![]() | Agenda for Action: Background Materials to the 4rth World Conference on Women (UNAIDS, 1995, 9 p.) |
Because women are sexually, economically and biologically vulnerable to HIV/AIDS, they are often stigmatized and blamed for causing HIV/AIDS and other STDs. Women are frequently identified as reservoirs of infection or as vectors for transmission to their male partners and their offspring. This inaccurate view is actually harmful in a number of ways: it fails to focus on mens equal responsibility to prevent HIV/AIDS; it prevents programmes from developing services which meet the needs of women; and it underlies some research and intervention strategies which have been designed more to protect men from women than to enable women to protect themselves.
Many people assume that if a woman has HIV infection, she has had multiple partners or engaged in prostitution and that such behaviour marks her as a bad woman. As a result of this social stigma associated with HIV infection, women known or thought to be infected have been dismissed from their jobs or not hired, evicted from their homes, abandoned by their husbands or other long-term partners, and denied the custody of their children. In addition, women perceived to be at risk of HIV infection have been denied health insurance, and health care personnel have refused to treat women they thought were or might be infected.
All the gender issues we had never tackled came up at once, says Theresa Kaijage, a founding member of the Tanzanian AIDS Service Organization called WAMATA. Initially we ignored them or thought they were irrelevant. We thought it was Eurocentric to tackle them in Africa. We thought our African culture was different and dealt with things in a different way. All the agendas that we had ignored legal, educational and health problems, inequitable gender relations suddenly we are dealing with these multiple issues, which people have not learned to analyze in a way that promotes equal sharing of both resources and power at all levels. In order to deal with AIDS, we have had to confront these.
Some countries have implemented mandatory testing schemes targeting women.
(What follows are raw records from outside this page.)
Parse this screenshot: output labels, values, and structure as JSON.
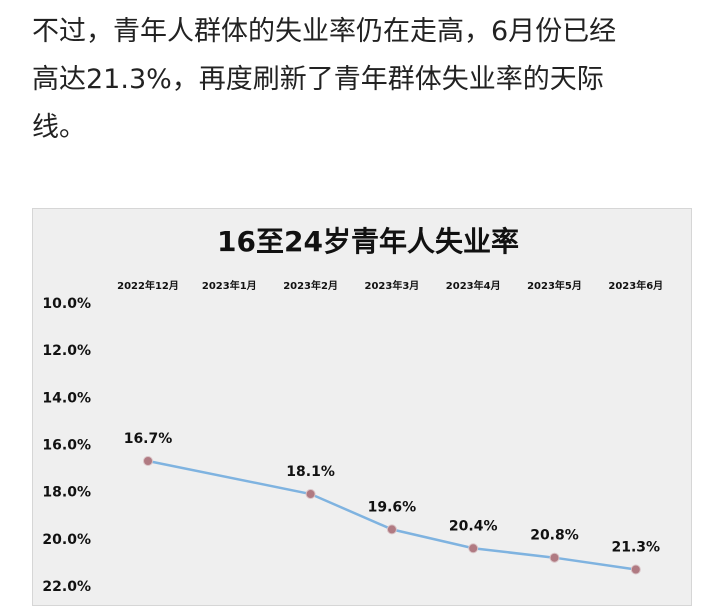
{
  "article": {
    "text": "不过，青年人群体的失业率仍在走高，6月份已经\n高达21.3%，再度刷新了青年群体失业率的天际\n线。"
  },
  "colors": {
    "line": "#7fb3e0",
    "marker": "#b07a82",
    "background": "#efefef"
  },
  "chart_data": {
    "type": "line",
    "title": "16至24岁青年人失业率",
    "xlabel": "",
    "ylabel": "",
    "categories": [
      "2022年12月",
      "2023年1月",
      "2023年2月",
      "2023年3月",
      "2023年4月",
      "2023年5月",
      "2023年6月"
    ],
    "x_axis_position": "top",
    "y_axis_inverted": true,
    "ylim": [
      10,
      22
    ],
    "y_ticks": [
      10,
      12,
      14,
      16,
      18,
      20,
      22
    ],
    "y_tick_labels": [
      "10.0%",
      "12.0%",
      "14.0%",
      "16.0%",
      "18.0%",
      "20.0%",
      "22.0%"
    ],
    "grid": false,
    "legend": "none",
    "points": [
      {
        "x": "2022年12月",
        "y": 16.7,
        "label": "16.7%"
      },
      {
        "x": "2023年2月",
        "y": 18.1,
        "label": "18.1%"
      },
      {
        "x": "2023年3月",
        "y": 19.6,
        "label": "19.6%"
      },
      {
        "x": "2023年4月",
        "y": 20.4,
        "label": "20.4%"
      },
      {
        "x": "2023年5月",
        "y": 20.8,
        "label": "20.8%"
      },
      {
        "x": "2023年6月",
        "y": 21.3,
        "label": "21.3%"
      }
    ]
  }
}
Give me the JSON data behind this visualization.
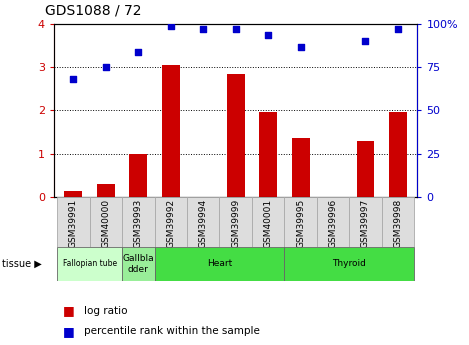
{
  "title": "GDS1088 / 72",
  "samples": [
    "GSM39991",
    "GSM40000",
    "GSM39993",
    "GSM39992",
    "GSM39994",
    "GSM39999",
    "GSM40001",
    "GSM39995",
    "GSM39996",
    "GSM39997",
    "GSM39998"
  ],
  "log_ratio": [
    0.12,
    0.3,
    1.0,
    3.05,
    0.0,
    2.85,
    1.97,
    1.35,
    0.0,
    1.28,
    1.97
  ],
  "percentile_rank": [
    68,
    75,
    84,
    99,
    97,
    97,
    94,
    87,
    null,
    90,
    97
  ],
  "ylim_left": [
    0,
    4
  ],
  "ylim_right": [
    0,
    100
  ],
  "yticks_left": [
    0,
    1,
    2,
    3,
    4
  ],
  "ytick_labels_right": [
    "0",
    "25",
    "50",
    "75",
    "100%"
  ],
  "bar_color": "#cc0000",
  "scatter_color": "#0000cc",
  "tissue_groups": [
    {
      "label": "Fallopian tube",
      "start": 0,
      "end": 2,
      "color": "#ccffcc"
    },
    {
      "label": "Gallbla\ndder",
      "start": 2,
      "end": 3,
      "color": "#99ee99"
    },
    {
      "label": "Heart",
      "start": 3,
      "end": 7,
      "color": "#44dd44"
    },
    {
      "label": "Thyroid",
      "start": 7,
      "end": 11,
      "color": "#44dd44"
    }
  ],
  "tick_label_color_left": "#cc0000",
  "tick_label_color_right": "#0000cc",
  "xtick_box_color": "#dddddd",
  "xtick_box_edge_color": "#aaaaaa"
}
Women who test positive or who are suspected of being infected suffer from increased discrimination, random and institutional violence, arrest, incarceration, and deportation. Most often such testing is without the womans informed consent, and without appropriate pretest and post-test counselling.
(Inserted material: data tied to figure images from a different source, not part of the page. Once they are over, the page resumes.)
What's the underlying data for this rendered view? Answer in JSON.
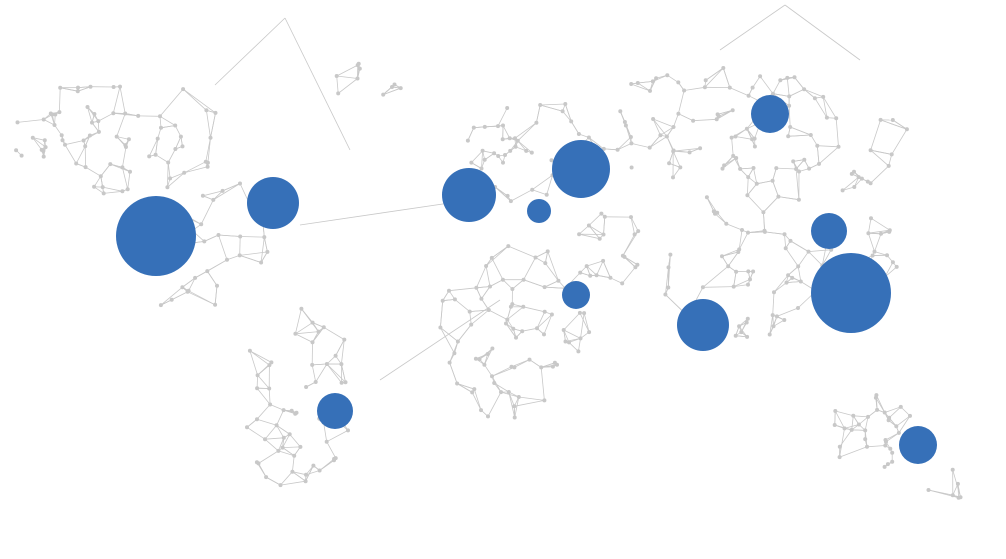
{
  "style": {
    "background": "#ffffff",
    "network_color": "#c8c8c8",
    "bubble_color": "#3670b8"
  },
  "bubbles": [
    {
      "id": "north-america-west",
      "size": "largest"
    },
    {
      "id": "north-america-east",
      "size": "medium"
    },
    {
      "id": "south-america",
      "size": "small"
    },
    {
      "id": "western-europe",
      "size": "medium"
    },
    {
      "id": "central-europe",
      "size": "tiny"
    },
    {
      "id": "eastern-europe",
      "size": "medium"
    },
    {
      "id": "middle-east",
      "size": "small"
    },
    {
      "id": "south-asia",
      "size": "medium"
    },
    {
      "id": "siberia",
      "size": "small"
    },
    {
      "id": "north-china",
      "size": "small"
    },
    {
      "id": "east-asia",
      "size": "largest"
    },
    {
      "id": "australia",
      "size": "small"
    }
  ]
}
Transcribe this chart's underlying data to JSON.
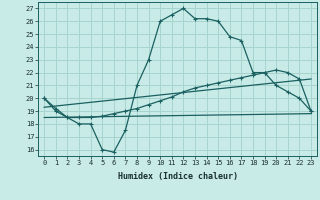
{
  "xlabel": "Humidex (Indice chaleur)",
  "background_color": "#c8ebe8",
  "grid_color": "#a8d4d0",
  "line_color": "#1a6060",
  "xlim": [
    -0.5,
    23.5
  ],
  "ylim": [
    15.5,
    27.5
  ],
  "xticks": [
    0,
    1,
    2,
    3,
    4,
    5,
    6,
    7,
    8,
    9,
    10,
    11,
    12,
    13,
    14,
    15,
    16,
    17,
    18,
    19,
    20,
    21,
    22,
    23
  ],
  "yticks": [
    16,
    17,
    18,
    19,
    20,
    21,
    22,
    23,
    24,
    25,
    26,
    27
  ],
  "curve1_x": [
    0,
    1,
    2,
    3,
    4,
    5,
    6,
    7,
    8,
    9,
    10,
    11,
    12,
    13,
    14,
    15,
    16,
    17,
    18,
    19,
    20,
    21,
    22,
    23
  ],
  "curve1_y": [
    20,
    19,
    18.5,
    18,
    18,
    16,
    15.8,
    17.5,
    21,
    23,
    26,
    26.5,
    27,
    26.2,
    26.2,
    26,
    24.8,
    24.5,
    22,
    22,
    21,
    20.5,
    20,
    19
  ],
  "curve2_x": [
    0,
    1,
    2,
    3,
    4,
    5,
    6,
    7,
    8,
    9,
    10,
    11,
    12,
    13,
    14,
    15,
    16,
    17,
    18,
    19,
    20,
    21,
    22,
    23
  ],
  "curve2_y": [
    20,
    19.2,
    18.5,
    18.5,
    18.5,
    18.6,
    18.8,
    19.0,
    19.2,
    19.5,
    19.8,
    20.1,
    20.5,
    20.8,
    21.0,
    21.2,
    21.4,
    21.6,
    21.8,
    22.0,
    22.2,
    22.0,
    21.5,
    19.0
  ],
  "line3_x": [
    0,
    23
  ],
  "line3_y": [
    18.5,
    18.8
  ],
  "line4_x": [
    0,
    23
  ],
  "line4_y": [
    19.3,
    21.5
  ]
}
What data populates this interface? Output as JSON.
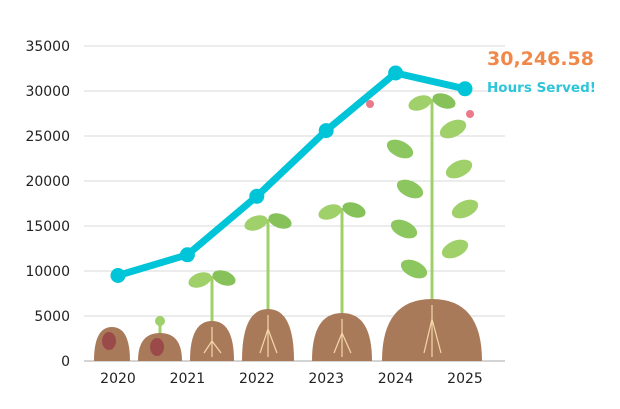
{
  "chart_data": {
    "type": "line",
    "title": "",
    "xlabel": "",
    "ylabel": "",
    "categories": [
      "2020",
      "2021",
      "2022",
      "2023",
      "2024",
      "2025"
    ],
    "series": [
      {
        "name": "Hours Served",
        "values": [
          9500,
          11800,
          18300,
          25600,
          32000,
          30246.58
        ]
      }
    ],
    "ylim": [
      0,
      35000
    ],
    "yticks": [
      "0",
      "5000",
      "10000",
      "15000",
      "20000",
      "25000",
      "30000",
      "35000"
    ],
    "grid": true,
    "annotation": {
      "value": "30,246.58",
      "label": "Hours Served!"
    }
  },
  "colors": {
    "line": "#00c4d8",
    "value": "#f0884a",
    "label": "#2ec5d9",
    "soil": "#a97a5a",
    "leaf": "#9fd06a"
  }
}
Perinatal transmission can occur during pregnancy, during the delivery, or as a result of breast feeding. About 30% of children born to women with HIV acquire HIV infection; consequently women infected with HIV are sometimes pressured not to become pregnant or to be sterilized, or if they are already pregnant, to terminate their pregnancies. Women infected with HIV who wish to prevent conception or terminate a pregnancy may have little access to contraceptive measures or to safe abortion, increasing the likelihood that they will either bear an unwanted child or risk their lives in unsafe, illegal abortions.
Most societies rely on women to be voluntary caregivers for their families, as well as occupational caregivers for the community. Older women may be expected to assume a major care giving responsibility at the same time that adolescent daughters may be kept out of school to care for younger children or other family members who are ill. The expectation that women will provide most of the care for people with HIV infection and AIDS results in high stress, especially if such care must be provided in addition to other work, including paid work outside of the home and family-centred work, such as subsistence farming. Such stress is compounded when the women become ill themselves, often with no one to care for them.